Thank you for popping in, I'll see you soon.
Toodle pip

Wednesday, 1 July 2015

Waving the flags

Phew, hasn't it been hot today. I have ventured out but not for long, it felt like I was being baked in an oven. Best off indoors so I got on with a bit of sewing. On Monday I cut out all the pieces for a strip of bunting, 21 flags, 42 pieces, using mainly oddments of fabric which needed using up. Today I sewed them all together. 

If you want to have a go at this, here's what I did. I haven't made bunting before so I guessed the size of the flags. Each one has two pieces. I made a template out of a cereal box and used that to cut out the pieces. 
Then I decided to add some tassels, so I cut three pieces of multicoloured wool 8 inches long, for each one, tied a knot in the ends and added a bead.

Make a sandwich with the fabric, bottom piece right side up, tassels in the middle, another piece of fabric on top, right side down.

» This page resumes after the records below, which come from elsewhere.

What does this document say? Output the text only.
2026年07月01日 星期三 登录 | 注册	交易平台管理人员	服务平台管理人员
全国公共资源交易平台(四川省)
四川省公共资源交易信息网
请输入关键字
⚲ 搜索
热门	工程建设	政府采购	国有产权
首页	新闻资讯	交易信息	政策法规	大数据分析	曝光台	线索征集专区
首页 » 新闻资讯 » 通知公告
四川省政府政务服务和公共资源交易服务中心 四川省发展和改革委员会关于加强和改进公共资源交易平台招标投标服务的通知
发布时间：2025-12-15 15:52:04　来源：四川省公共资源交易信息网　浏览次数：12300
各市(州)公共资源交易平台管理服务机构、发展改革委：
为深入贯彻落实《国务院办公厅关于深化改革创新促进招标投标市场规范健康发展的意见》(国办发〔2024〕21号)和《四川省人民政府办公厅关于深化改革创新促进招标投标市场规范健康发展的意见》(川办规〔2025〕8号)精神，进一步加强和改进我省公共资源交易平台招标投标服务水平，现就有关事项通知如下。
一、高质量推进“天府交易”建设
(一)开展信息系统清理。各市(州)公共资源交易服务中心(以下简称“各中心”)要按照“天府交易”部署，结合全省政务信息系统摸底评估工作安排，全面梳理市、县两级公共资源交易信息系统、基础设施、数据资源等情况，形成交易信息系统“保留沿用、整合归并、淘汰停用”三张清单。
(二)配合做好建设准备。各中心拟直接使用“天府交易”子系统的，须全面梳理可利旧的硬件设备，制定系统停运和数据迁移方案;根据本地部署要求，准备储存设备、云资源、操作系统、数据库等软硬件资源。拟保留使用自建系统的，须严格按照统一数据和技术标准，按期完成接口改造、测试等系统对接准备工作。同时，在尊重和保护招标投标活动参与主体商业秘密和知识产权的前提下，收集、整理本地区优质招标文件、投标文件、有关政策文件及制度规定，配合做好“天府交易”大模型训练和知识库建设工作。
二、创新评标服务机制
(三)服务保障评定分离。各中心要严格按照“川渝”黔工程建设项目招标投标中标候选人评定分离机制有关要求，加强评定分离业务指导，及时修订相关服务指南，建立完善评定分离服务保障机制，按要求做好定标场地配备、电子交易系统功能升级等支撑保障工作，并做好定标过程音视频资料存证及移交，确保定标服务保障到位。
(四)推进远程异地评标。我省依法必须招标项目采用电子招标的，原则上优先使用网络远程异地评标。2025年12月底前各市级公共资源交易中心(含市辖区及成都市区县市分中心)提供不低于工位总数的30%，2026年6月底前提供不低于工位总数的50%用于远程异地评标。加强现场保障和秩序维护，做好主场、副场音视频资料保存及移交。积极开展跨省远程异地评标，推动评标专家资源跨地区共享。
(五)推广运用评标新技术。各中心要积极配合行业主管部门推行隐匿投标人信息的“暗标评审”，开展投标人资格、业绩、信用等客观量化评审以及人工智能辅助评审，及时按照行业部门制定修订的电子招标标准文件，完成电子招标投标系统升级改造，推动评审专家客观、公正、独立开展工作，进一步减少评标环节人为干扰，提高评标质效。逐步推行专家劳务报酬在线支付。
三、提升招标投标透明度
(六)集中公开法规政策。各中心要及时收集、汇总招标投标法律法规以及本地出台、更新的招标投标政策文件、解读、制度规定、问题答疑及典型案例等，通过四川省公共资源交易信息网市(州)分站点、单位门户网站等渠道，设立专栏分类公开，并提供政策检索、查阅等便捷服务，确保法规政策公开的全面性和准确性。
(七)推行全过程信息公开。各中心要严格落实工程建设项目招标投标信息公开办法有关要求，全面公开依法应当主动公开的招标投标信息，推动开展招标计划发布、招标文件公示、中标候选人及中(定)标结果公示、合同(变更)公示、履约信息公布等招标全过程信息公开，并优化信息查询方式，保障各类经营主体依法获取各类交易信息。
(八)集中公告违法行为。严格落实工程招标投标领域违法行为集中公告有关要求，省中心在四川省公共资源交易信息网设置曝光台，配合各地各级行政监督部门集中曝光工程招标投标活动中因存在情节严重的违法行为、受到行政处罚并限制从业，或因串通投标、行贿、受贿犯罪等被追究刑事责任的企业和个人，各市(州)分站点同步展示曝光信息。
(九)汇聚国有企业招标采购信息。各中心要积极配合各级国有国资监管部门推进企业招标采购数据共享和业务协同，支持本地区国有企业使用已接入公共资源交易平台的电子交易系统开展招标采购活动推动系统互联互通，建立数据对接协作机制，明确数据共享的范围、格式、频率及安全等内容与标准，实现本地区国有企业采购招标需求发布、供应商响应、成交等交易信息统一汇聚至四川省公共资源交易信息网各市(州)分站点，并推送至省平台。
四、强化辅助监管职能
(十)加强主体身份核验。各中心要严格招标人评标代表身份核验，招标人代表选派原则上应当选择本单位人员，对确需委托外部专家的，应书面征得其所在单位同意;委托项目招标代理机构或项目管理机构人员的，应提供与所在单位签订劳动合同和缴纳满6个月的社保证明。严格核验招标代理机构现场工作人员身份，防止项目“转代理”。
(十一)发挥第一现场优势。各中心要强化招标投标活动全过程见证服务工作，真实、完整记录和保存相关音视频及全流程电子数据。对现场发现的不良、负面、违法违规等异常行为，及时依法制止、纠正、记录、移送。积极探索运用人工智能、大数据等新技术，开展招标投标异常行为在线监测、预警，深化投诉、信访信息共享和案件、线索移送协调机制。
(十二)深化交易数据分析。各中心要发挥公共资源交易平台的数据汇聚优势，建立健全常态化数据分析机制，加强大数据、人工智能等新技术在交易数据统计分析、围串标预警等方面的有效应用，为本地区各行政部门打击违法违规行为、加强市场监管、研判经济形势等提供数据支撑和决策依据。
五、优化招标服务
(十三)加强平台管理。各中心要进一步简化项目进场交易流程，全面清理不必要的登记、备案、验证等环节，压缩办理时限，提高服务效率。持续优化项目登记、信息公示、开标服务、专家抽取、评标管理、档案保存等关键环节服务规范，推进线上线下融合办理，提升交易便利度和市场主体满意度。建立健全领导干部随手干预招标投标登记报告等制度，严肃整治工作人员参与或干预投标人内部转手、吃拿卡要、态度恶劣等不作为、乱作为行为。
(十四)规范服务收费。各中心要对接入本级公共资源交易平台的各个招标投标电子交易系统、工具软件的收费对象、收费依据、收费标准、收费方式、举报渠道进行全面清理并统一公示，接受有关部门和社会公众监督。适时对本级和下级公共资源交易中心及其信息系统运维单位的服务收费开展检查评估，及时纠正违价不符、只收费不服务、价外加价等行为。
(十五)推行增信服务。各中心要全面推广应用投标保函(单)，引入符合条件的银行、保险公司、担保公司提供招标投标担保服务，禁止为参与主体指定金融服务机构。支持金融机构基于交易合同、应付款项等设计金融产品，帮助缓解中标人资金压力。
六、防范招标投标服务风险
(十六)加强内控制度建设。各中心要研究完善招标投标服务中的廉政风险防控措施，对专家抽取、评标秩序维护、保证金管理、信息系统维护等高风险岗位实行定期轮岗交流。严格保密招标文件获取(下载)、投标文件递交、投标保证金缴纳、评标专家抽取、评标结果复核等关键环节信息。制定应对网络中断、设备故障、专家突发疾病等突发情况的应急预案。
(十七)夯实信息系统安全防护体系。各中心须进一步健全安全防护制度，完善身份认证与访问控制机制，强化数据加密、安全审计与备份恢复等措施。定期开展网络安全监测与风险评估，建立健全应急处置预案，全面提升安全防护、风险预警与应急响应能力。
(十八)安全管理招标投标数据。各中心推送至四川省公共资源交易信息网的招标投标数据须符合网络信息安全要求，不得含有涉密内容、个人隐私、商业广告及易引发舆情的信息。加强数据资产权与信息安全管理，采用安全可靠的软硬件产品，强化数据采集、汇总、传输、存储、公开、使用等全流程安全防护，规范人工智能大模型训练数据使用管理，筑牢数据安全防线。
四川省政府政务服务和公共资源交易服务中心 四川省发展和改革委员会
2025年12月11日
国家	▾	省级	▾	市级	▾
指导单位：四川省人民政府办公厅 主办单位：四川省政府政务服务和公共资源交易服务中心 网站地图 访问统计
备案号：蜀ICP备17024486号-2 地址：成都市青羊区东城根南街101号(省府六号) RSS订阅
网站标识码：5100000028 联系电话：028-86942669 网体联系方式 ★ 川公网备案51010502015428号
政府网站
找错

Machine two edges, trapping the tassels at the bottom point. You could use one tassel if you like, it would be easier.
Turn it the right way round and iron flat.

Then make as many as you like depending on how long you want your bunting. I have 21.

Luckily in my bit box I had a long length of turquoise ribbon. I folded it in half along the length and ironed it flat. The open top edge of the flags is sandwiched between the fold of the ribbon. Pin them in place, I left a one inch gap  between each one. Sew a very neat line making sure you go through all the layers. And there you have it. This will look nice in the summer house. I might make some more. 

Look what I've got. My friend has too many rucksacks and she asked if I want one. This will come in handy, it's a medium size, half way between a day sack and my big sack. This will be useful for a few days away. It's a good fit and lightweight, with lots of pockets. Perfect. I have got some very nice friends.

That's all for tonight folks. It's cooling down a bit now, I have to water up, and Rocky wants a walk. See you soon.